The SGC has extensive experience in solving structures of soluble human proteins using highly efficient, high-throughput systems. In the last two years we have adapted these methods to solving structures for human membrane proteins. We have screened 186 human membrane proteins from diverse families, selecting a series of constructs for each protein, identifying suitable detergents for purification and then scaling up the purificaiton and crystallising these proteins. We have crystallised 3 membrane proteins and solved our first structure, a process which took less than two years from first clone to structure.
We have solved the first structure of a human ABC transporter, a class of proteins which are involved in small molecule transport, multi-drug resistance and diseases such as cystic fibrosis and diabetes. Our first successful target is the human mitochondrial ABC transporter, ABCB10, which is embedded in the inner membrane of mitochondria. ABCB10 is overexpressed during erythroid differentiation, the process which forms red blood cells. it is overexpressed in bone marrow, heart and the liver. There is now evidence that when ABCB10 expression is reduced in cells, they are more susceptible to oxidative stress and that ABCB10 may be involved in protecting the heart during a heart attack.

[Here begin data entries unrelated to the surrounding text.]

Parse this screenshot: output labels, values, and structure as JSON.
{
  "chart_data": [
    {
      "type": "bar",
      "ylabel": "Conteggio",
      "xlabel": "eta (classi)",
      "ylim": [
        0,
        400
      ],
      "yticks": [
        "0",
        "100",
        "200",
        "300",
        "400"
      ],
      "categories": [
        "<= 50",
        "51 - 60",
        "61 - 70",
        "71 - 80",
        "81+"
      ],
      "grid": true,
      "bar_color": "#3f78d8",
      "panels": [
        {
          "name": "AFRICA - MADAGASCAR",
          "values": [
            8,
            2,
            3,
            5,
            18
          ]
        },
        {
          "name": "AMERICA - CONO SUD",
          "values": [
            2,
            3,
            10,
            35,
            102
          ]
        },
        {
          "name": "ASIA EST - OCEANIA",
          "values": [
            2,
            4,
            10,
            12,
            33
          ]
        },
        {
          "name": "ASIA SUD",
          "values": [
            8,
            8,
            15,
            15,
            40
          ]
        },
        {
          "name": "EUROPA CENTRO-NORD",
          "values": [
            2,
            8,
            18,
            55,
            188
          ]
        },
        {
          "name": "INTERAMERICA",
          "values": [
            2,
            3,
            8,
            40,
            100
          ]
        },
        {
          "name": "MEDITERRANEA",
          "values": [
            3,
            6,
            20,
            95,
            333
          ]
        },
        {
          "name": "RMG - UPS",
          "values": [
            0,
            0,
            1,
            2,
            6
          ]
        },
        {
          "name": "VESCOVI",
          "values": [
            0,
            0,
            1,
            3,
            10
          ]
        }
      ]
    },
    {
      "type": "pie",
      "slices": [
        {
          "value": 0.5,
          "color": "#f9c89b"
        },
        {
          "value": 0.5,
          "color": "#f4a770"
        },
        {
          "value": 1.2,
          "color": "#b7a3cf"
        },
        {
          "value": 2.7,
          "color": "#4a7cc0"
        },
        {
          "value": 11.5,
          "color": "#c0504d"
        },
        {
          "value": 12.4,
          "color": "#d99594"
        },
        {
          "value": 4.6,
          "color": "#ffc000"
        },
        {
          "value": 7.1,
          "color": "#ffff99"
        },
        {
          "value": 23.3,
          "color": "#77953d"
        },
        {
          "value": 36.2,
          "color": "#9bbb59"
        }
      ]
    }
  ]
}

We are developing generic methods that enable the high throughput determination of structures of human membrane proteins. We selected the baculovirus/insect cell expression system which provides a lipid composition close to that of human cells and is a proven high throughput platform. For each target protein we generate a series of constructs of varying length and different affinity tags, including the full length gene and a series of truncations to remove potentially disordered regions. A high throughput expression screen is used to identify proteins that can be used to purify milligram quantities of IMPS for crystallisation. Each protein is initially purified in dodecyl maltoside (DDM) detergent and is subsequently screened for stability in a series of different detergents to identify the optimum conditions for stability and crystallisation.

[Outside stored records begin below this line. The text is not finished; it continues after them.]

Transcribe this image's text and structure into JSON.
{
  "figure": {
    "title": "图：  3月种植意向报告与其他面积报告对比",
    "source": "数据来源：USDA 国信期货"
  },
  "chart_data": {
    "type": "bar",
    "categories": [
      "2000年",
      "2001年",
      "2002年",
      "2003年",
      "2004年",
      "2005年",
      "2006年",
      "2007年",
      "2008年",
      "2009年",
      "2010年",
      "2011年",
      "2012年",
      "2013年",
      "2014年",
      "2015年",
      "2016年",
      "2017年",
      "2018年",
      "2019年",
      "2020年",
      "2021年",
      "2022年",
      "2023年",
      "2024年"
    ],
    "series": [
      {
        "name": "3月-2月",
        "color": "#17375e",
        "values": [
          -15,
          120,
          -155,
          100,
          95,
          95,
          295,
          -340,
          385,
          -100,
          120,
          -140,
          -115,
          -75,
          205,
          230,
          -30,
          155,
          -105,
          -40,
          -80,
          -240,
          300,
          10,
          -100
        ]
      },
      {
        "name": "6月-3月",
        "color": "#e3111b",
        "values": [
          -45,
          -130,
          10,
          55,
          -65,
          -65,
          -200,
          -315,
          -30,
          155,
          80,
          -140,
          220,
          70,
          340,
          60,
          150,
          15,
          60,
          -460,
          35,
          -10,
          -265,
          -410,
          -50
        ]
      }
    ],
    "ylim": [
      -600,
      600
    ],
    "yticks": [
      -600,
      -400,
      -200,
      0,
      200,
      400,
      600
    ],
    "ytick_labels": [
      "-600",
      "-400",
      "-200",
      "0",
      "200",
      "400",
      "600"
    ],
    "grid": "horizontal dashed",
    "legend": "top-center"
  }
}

We have established methods for high throughput nanodrop crystallisation and manipulation of fragile membrane protein crystals. We have developed efficient systems for screening membrane protein crystals for diffraction quality as a method for crystallisation conditon optimization. We have also optimized our data collection and analysis of diffraction data using intense synchrotron microfocus beamlines, available at resources such as Diamond Light Source Ltd, in Oxfordshire. Wherever possible crystallisation is performed with bound ligands and inhibitors to capture a single native conformation and provide key insights into function and drug design. We also plan to generate antibody fragments against our purified proteins for use as affinity reagents and crystallisation aids.